Introduction: There are many clinically important genes in “dark” regions of the human genome. These regions are characterized as dark due to a paucity of NGS coverage as a result of short-read sequencing or mapping difficulties. Low NGS sequencing yield can arise in these regions due to the presence of various repeat elements or biased base composition while inaccurate mapping is attributable to segmental duplications. Long-read sequencing coupled with an optimized, robust enrichment method has the potential to illuminate these dark regions.
Materials and Methods: Using PacBio highly accurate long-read (HiFi) Sequencing, coupled with a long-PCR targeted enrichment method, we investigated two important dark region genes that are challenging to accurately type with short-read sequencing due to associated pseudogenes: CYP21A2, responsible for congenital adrenal hyperplasia, and GBA, responsible for Gaucher disease. For each gene, our aim was to cover regions of pathogenic mutations in a single contiguous sequence or set of sequences that can be assayed in a single reaction. CYP21A2 and an associated pseudogene CYP21A1P were co-amplified in a single long-range PCR reaction generating a 10.2 kb and 8.9 kb amplicon, respectively. Similarly, GBA and an associated pseudogene GBAP1 were co-amplified in a single long-range PCR reaction generating a 12.6 kb and 16.0 kb amplicon, respectively. Seven Coriell samples for the CYP21A2 target region and 13 Coriell samples for the GBA target region containing known pathogenic mutations were studied in replicate. SMRTbell libraries were generated from pooled amplicons for each target gene and sequenced on a PacBio Sequel II System. Accounting for replicates, each library contained a multiplex of 24 samples. A new PacBio sequence clustering algorithm, pbAA, designed for rapid analysis of HiFi reads from amplicons was used in variant typing.

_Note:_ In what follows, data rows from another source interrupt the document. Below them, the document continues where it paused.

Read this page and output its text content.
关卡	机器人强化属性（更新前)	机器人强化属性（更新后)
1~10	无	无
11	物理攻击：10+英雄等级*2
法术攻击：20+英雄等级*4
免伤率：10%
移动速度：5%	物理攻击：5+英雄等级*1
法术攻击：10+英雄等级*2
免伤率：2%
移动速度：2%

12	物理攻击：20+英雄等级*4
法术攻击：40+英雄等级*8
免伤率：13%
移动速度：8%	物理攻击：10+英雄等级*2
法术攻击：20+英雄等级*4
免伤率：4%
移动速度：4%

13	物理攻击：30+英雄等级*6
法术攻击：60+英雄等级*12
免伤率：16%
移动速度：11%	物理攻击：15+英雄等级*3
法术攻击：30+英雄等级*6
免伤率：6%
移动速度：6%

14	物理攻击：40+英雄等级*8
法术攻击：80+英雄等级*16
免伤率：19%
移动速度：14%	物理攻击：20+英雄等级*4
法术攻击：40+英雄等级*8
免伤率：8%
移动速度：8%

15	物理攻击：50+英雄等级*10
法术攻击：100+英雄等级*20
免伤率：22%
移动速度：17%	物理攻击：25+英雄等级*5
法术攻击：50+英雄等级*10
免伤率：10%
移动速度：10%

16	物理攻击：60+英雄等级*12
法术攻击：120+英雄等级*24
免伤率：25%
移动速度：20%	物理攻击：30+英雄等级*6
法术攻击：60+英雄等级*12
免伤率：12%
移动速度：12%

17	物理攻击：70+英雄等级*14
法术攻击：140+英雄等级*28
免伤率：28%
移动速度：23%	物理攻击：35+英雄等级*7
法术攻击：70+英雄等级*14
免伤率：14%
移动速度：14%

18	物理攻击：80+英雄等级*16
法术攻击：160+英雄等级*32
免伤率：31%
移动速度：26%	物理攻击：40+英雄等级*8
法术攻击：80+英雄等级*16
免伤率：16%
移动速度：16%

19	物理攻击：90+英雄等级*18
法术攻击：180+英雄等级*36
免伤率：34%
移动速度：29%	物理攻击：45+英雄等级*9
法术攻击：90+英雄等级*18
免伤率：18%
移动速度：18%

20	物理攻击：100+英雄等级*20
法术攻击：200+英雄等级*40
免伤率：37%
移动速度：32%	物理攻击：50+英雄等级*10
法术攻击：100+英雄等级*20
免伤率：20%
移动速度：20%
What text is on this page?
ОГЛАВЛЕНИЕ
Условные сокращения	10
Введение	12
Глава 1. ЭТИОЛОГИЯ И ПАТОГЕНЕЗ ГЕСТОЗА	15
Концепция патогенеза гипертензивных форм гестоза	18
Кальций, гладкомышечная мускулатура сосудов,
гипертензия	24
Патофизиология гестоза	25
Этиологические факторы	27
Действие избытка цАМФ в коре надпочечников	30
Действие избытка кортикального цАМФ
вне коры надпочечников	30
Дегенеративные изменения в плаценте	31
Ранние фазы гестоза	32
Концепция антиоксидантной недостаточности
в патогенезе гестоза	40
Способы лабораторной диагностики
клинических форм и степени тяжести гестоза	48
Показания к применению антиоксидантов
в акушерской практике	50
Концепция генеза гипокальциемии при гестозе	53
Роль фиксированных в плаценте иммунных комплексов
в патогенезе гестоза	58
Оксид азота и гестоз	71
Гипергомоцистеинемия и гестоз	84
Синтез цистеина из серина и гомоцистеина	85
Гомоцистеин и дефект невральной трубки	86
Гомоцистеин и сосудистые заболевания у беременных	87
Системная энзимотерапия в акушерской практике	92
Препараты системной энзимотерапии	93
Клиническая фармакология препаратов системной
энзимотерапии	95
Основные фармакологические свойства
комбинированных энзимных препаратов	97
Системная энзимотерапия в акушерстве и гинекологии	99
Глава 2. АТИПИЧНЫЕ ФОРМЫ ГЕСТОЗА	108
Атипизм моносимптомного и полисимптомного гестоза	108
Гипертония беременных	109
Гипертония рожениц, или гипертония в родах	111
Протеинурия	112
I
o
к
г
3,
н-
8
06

Results: All pathogenic CYP21A2 and GBA variants were accurately called in the test samples. These variants included whole-gene deletions, gene duplication, gene fusions, and recombinant exons. Additionally, phasing of complex heterozygotes was achieved.
Conclusion: We demonstrate that long-read HiFi Sequencing provides new opportunities for sequencing clinically relevant but previously dark regions of the human genome that are underrepresented in short-read sequencing. Accurate long reads provide important phasing information, identify structural variations, and avoid potential confusion with pseudogenes. SMRT Sequencing of these regions enables a better understanding of the relationship between genetic factors and personal health and has the potential to ultimately help guide health-related decisions.